Sorry I forgot to comment on this, The issue I am facing with this classifier is that authors in sktime-dl have created there on keras layer (LSTMAttention) for this in a separate file: layer_utils in sktime_dl
To migrate the same structure into sktime I was thinking to create a modules directory (and then add appropriate layers there) (I have done this in current PR)

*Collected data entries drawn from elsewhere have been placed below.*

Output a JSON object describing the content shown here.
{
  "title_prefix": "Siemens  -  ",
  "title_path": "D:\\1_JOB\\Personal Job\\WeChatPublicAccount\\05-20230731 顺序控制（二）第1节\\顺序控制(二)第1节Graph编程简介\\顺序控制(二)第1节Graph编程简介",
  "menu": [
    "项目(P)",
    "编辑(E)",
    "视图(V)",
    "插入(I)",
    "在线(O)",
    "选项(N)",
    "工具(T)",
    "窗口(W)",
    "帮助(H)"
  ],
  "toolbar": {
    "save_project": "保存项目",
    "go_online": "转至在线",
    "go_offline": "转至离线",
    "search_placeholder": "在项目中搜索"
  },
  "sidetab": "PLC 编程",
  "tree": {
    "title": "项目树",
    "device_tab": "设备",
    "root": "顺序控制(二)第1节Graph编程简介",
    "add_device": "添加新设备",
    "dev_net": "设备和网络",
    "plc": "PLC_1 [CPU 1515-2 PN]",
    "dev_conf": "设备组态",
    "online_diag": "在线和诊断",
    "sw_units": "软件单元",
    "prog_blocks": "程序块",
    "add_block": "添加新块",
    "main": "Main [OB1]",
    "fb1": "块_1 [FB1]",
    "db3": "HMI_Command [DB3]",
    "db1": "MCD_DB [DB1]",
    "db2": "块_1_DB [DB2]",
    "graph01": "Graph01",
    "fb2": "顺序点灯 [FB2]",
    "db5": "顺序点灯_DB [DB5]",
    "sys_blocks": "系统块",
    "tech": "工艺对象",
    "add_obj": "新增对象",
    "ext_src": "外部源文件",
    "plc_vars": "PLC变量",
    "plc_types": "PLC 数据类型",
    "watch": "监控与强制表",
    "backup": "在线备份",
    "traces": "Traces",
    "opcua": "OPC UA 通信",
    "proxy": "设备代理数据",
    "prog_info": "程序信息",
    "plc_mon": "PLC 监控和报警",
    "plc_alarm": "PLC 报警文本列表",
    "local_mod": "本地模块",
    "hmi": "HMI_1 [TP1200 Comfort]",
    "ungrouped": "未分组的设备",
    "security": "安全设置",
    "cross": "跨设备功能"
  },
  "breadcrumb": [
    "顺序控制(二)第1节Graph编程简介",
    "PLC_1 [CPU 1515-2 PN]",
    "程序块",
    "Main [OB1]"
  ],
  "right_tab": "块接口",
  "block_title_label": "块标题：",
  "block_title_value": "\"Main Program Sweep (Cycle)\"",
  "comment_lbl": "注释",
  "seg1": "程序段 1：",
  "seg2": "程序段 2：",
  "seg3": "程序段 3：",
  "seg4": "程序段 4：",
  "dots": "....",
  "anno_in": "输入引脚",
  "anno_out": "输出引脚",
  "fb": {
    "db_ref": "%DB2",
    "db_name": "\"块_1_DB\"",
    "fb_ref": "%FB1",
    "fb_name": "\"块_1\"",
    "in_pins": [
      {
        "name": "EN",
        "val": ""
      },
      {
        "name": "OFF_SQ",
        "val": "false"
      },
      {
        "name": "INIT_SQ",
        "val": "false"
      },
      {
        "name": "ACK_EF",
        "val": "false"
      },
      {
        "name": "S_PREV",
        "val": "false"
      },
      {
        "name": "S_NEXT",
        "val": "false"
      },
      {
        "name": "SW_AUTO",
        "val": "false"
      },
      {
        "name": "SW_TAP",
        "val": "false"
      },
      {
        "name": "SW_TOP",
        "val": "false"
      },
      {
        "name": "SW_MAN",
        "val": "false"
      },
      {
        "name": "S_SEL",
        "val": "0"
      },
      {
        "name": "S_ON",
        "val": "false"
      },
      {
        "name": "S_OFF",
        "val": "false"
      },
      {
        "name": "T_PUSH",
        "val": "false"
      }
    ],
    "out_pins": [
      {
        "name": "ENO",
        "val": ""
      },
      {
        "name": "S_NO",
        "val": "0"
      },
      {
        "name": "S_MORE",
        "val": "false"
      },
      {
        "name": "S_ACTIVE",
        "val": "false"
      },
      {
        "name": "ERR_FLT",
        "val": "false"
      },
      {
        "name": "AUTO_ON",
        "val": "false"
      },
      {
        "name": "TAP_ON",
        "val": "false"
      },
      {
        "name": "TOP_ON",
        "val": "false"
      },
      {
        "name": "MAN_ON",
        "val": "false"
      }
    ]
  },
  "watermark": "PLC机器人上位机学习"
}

Need clarification if I can approach with this (also there seem to be dependancy issues wrt it, so some help on that) or if there is a better and cleaner option
can this not go in the network
dir? Let's not proliferate subdirs of src root.
Hey,
Facing a soft dependancy issue in this, we need to import keras.layers
in the file in this in the file (not within the class/function as is recommended) in the file attentionlstm.py
Is there a possible workaround for it?
stick the import inside the function
@fkiraly it cant, since those imports are essentially base classes from which our defined classes AttentionLSTM
and AttentionLSTMCell
are inheriting
@fkiraly
From what I understand, the idea behind Network
classes was such that any keras network would be wrapped around it, yes, but in a way which would allow us to directly use the particular network for the estimators (like CNNNetwork
can be easily used within CNNClassifier
just by calling an object of it)
In this case, the AttentionLSTM
network is not meant to be used in a way where we directly use it within the estimator, just that its a network which is used within another network
A possible solution could be that we stick the functions _getAttentionLSTMCell
and _getAttentionLSTM
(basically all the functions in the file networks/attentionlstm.py
) within the LSTMFCNNetwork
, which would make the network class a bit crowded, but would still preserve the architectural consistency.